大学へ入学したとき、まさか私がニュージーランドで救命救急の研修を受けて、さらに資格まで得ることができるとは、全く想定していませんでした。ある程度の英語力は必要ですが、救急を少しでも学んでみたいという意欲があれば救命研修はとても楽しく、学びの多いものとなります。
看護学科も医学科も関係なく、救命に興味を持っているのであればこのニュージーランド研修を検討してみてはいかがでしょうか。

看護学科 2年生金森 晴香さん

前列左より3人目 … 金森さん

自分の知識を活かし、実用的な場で確認できる研修

実際の環境で生身の人間を相手にした時に動じない精神的な準備と、非日常的な環境でチームとして働いていくことの大切さを学ばせていただきました。
医学的な知識が定着しているか自信がない状況で、十分に学ぶことができるか不安でしたが、いざ行ってみると自分の知識を活かせることが多々あり、自信をつけることができました。研修のすべてが英語で行われているため英語力の向上を図ることができ、現地の医療のことも直接的に知ることができます。
今回、海外研修に参加させていただき感謝の気持ちでいっぱいです。他では得られないような経験を得させていただきました。ありがとうございました。

医学科 3年生漆谷 哲さん

手前左 … 漆谷さん

04 大学院医学研究科博士課程入学者に対する奨学金

優秀な大学院博士課程修了者及び学位取得者を広く社会に、より多く輩出することを目的とした奨学金制度です。入学料及び授業料相当額を本基金から貸与しました。
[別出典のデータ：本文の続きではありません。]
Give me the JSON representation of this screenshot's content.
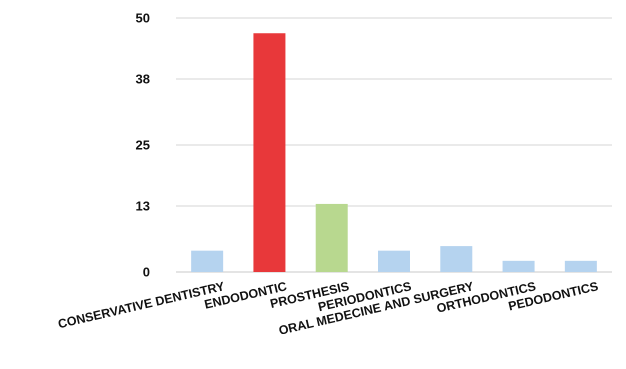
{
  "chart_data": {
    "type": "bar",
    "title": "",
    "xlabel": "",
    "ylabel": "",
    "categories": [
      "CONSERVATIVE DENTISTRY",
      "ENDODONTIC",
      "PROSTHESIS",
      "PERIODONTICS",
      "ORAL MEDECINE AND SURGERY",
      "ORTHODONTICS",
      "PEDODONTICS"
    ],
    "values": [
      4.2,
      47,
      13.4,
      4.2,
      5.1,
      2.2,
      2.2
    ],
    "bar_colors": [
      "#b5d3ef",
      "#e8383a",
      "#b8d88f",
      "#b5d3ef",
      "#b5d3ef",
      "#b5d3ef",
      "#b5d3ef"
    ],
    "ylim": [
      0,
      50
    ],
    "yticks": [
      "0",
      "13",
      "25",
      "38",
      "50"
    ],
    "grid": true,
    "legend": "none"
  }
}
私は臨床医学を学習する中で、患者の中にある疾患を集団の中で捉えなおして新しい答えを探る公衆衛生学のダイナミックな視点に興味を持ち公衆衛生学講座に入学しました。現在は、本学感染症センターで勤務しながら社会人大学院生として本講座で研究をしております。
双方の上司や教官から多くの指導を頂き、両方の領域から異なる刺激を受けて充実した日々を送っております。研究課題としては感染症領域で医療機関のビッグデータを利用した臨床疫学研究を行っております。
本修学資金の存在が大学院への進学に際して私の背中を押した面もあり、また進学後は授業料相当が貸与されるため金銭面で安心して研究に取り組めております。本基金から多大なるご支援を頂戴していることを深く感謝申し上げます。ありがとうございます。今後は感染症診療の経験を生かして公衆衛生学の研究・実務を行い、公衆衛生の発展に尽くしたいと考えております。

公衆衛生学講座吉原 真吾さん

大学及び附属病院の施設整備、社会とのつながりへの支援

01 臨床研究中核病院承認取得への支援

医学研究の中でも特にヒトを対象にした臨床研究を支援する組織である、臨床研究センターの移転に活用しました。今後、奈良医大が国際水準の臨床研究や医師主導治験の中心的役割を担い、質の高い臨床研究を実施できる臨床研究中核病院に承認されることを目指し、基金より支援を行っていきます。

02 クラブ活動への支援

クラブ活動支援の一環として、防球フェンスの購入、トレーニングルームの整備、ごみ収集コンテナの購入を行いました。2017年度より、老朽化対策や、環境整備を続けて行っております。
学生生活を有意義なものにし、豊かな人間性を培っていくために欠かせないクラブ活動を、応援しております。

設置場所:体育館と旧クラブ棟との間

03 健康長寿イベントへの助成

奈良医大の教員がストレスチェック等の健康に関するブースを出展、また、奈良医大の学生が「なりきりキッズドクター!! 」と題し子どもを対象に、診察体験や救急車見学を実施し、地域の皆様が医療に興味を持つきっかけづくりを行うイベントを実施する費用を基金より助成いたしました。

04 医学生・看護学生への国試対策支援

国家試験の合格率向上対策として、医学科6年生及び看護学科4年生に対して、「国家試験対策模試」費用を支援いたしました。模試費用を助成することで、大学が学生の学習能力の到達度を把握することが可能となり、成績下位者に対するカウンセリングによって学習が充分でない領域や分野に対してフォローアップを行いました。
今後も、全学生が国家試験を合格することを目指して、積極的な支援を行ってまいります。